Re: Long text file manipulation--BIGGER QUESTION
Re: Long text file manipulation--BIGGER QUESTION
- Subject: Re: Long text file manipulation--BIGGER QUESTION
- From: Chris Nebel <email@hidden>
- Date: Thu, 05 Apr 2001 14:57:13 -0700
- Organization: Apple Computer, Inc.
bRaD Weston wrote:
>
Perhaps the question I should be asking then is a bit more complex. ...
It sounds like the question boils down to "how do I get all the lines of a file in random order without repeating any?" Depending on what the lines look like, this can simplify the problem tremendously. From your initial question, it sounds like you're currently doing it by moving each selected PIN in turn to the end of the file. You can then get an unused one by getting a random line from 1 to n, where n decreases by one each time.
If all the lines are the same length, you can get the same effect by swapping the data at the selected position with the last unused PIN. If the PINs were in a list, it would look something like this:
repeat with i from length of pin_list to 1 by -1
set current_item to (random number from 1 to i)
do_stuff(item current of pin_list)
tell pin_list -- exchange item current_item with item i
set temp to item i
set item i to item current_item
set item current_item to temp
end tell
end repeat
Because you're actually working with a file, you would do the swap by reading from and writing to specific offsets in the file. Since the lines are all the same length, you can calculate the offset of line n as (n-1)*length_of_line + 1 instead of scanning for line breaks.

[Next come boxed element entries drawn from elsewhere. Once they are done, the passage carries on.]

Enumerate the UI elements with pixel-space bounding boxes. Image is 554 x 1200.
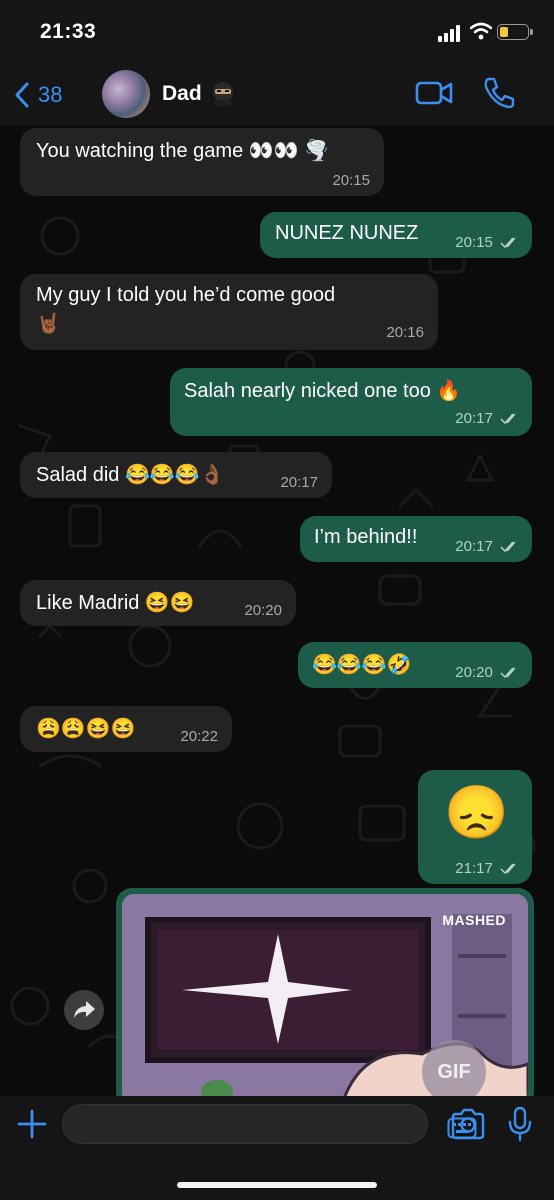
message-text: Like Madrid 😆😆: [36, 592, 195, 614]
message-time: 20:20: [455, 664, 493, 681]
message-time: 20:17: [455, 538, 493, 555]
message-text-line: 🤘🏾: [36, 313, 61, 335]
gif-play-badge[interactable]: GIF: [422, 1040, 486, 1096]
message-outgoing[interactable]: 😞 21:17: [418, 770, 532, 884]
status-time: 21:33: [40, 20, 97, 43]
phone-call-icon[interactable]: [482, 76, 516, 110]
message-time: 20:17: [280, 474, 318, 491]
microphone-icon[interactable]: [506, 1106, 534, 1142]
message-text: NUNEZ NUNEZ: [275, 222, 419, 244]
message-incoming[interactable]: You watching the game 👀👀 🌪️ 20:15: [20, 128, 384, 196]
message-time: 20:15: [332, 172, 370, 189]
message-time: 20:22: [180, 728, 218, 745]
unread-count: 38: [38, 82, 63, 107]
contact-name[interactable]: Dad: [162, 82, 202, 106]
back-button[interactable]: 38: [14, 78, 62, 112]
chat-header: 38 Dad: [0, 62, 554, 126]
read-receipt-icon: [500, 667, 516, 679]
status-bar: 21:33: [0, 0, 554, 62]
chat-area[interactable]: You watching the game 👀👀 🌪️ 20:15 NUNEZ …: [0, 126, 554, 1096]
message-text: Salah nearly nicked one too 🔥: [184, 380, 462, 402]
message-outgoing[interactable]: I’m behind!! 20:17: [300, 516, 532, 562]
message-time: 20:15: [455, 234, 493, 251]
message-time: 21:17: [455, 860, 493, 877]
composer-bar: [0, 1096, 554, 1200]
message-incoming[interactable]: My guy I told you he’d come good 🤘🏾 20:16: [20, 274, 438, 350]
message-time-status: 20:15: [455, 234, 520, 251]
message-time-status: 20:20: [455, 664, 520, 681]
gif-watermark: MASHED: [442, 912, 506, 928]
contact-avatar[interactable]: [102, 70, 150, 118]
battery-icon: [497, 24, 533, 40]
home-indicator: [177, 1182, 377, 1188]
message-time-status: 20:17: [455, 538, 520, 555]
message-time: 20:16: [386, 324, 424, 341]
read-receipt-icon: [500, 863, 516, 875]
video-call-icon[interactable]: [415, 78, 453, 108]
message-text: My guy I told you he’d come good 🤘🏾: [36, 284, 336, 335]
read-receipt-icon: [500, 413, 516, 425]
forward-icon[interactable]: [64, 990, 104, 1030]
message-incoming[interactable]: Salad did 😂😂😂👌🏾 20:17: [20, 452, 332, 498]
read-receipt-icon: [500, 237, 516, 249]
gif-message[interactable]: MASHED GIF: [116, 888, 534, 1096]
message-text: 😩😩😆😆: [36, 718, 136, 740]
chevron-left-icon: [15, 82, 29, 108]
message-text: I’m behind!!: [314, 526, 418, 548]
message-time-status: 21:17: [455, 860, 520, 877]
message-outgoing[interactable]: Salah nearly nicked one too 🔥 20:17: [170, 368, 532, 436]
message-incoming[interactable]: 😩😩😆😆 20:22: [20, 706, 232, 752]
message-input[interactable]: [62, 1104, 477, 1144]
message-incoming[interactable]: Like Madrid 😆😆 20:20: [20, 580, 296, 626]
message-text: Salad did 😂😂😂👌🏾: [36, 464, 225, 486]
camera-icon[interactable]: [450, 1108, 486, 1140]
message-outgoing[interactable]: 😂😂😂🤣 20:20: [298, 642, 532, 688]
ninja-emoji-icon: [213, 82, 233, 106]
message-time: 20:20: [244, 602, 282, 619]
plus-icon[interactable]: [16, 1108, 48, 1140]
message-text: 😞: [444, 784, 509, 842]
cellular-signal-icon: [438, 24, 464, 42]
message-time-status: 20:17: [455, 410, 520, 427]
gif-preview[interactable]: MASHED GIF: [122, 894, 528, 1096]
message-outgoing[interactable]: NUNEZ NUNEZ 20:15: [260, 212, 532, 258]
message-text: You watching the game 👀👀 🌪️: [36, 140, 330, 162]
message-text: 😂😂😂🤣: [312, 654, 412, 676]
wifi-icon: [470, 22, 492, 40]
message-time: 20:17: [455, 410, 493, 427]
read-receipt-icon: [500, 541, 516, 553]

Bear in mind that if you expect to consume the entire PIN file in one run, this sort of thing is *not* faster than sucking in the entire file, because you'll actually have to read the entire file twice (in semi-random order, to boot!) for the whole process to
finish. However, if you just want ten new numbers every day, then it's a win.
If the lines are all different lengths, then it's harder. If you don't mind destroying the PIN file (you could make a copy first), then you could get no repeats by erasing lines as you use them, i.e. replace all the characters with spaces, or something else than can't be in a PIN. That makes it much harder to select a new line, though, since you have to start at a random point and then scan until you find an unerased line, wrapping around to the beginning if necessary. Depending on how empty the file is, that could be very
expensive. A better strategy might be to pad each line of the file out to a known length, and then use the fixed-length technique.
--Chris Nebel
AppleScript Engineering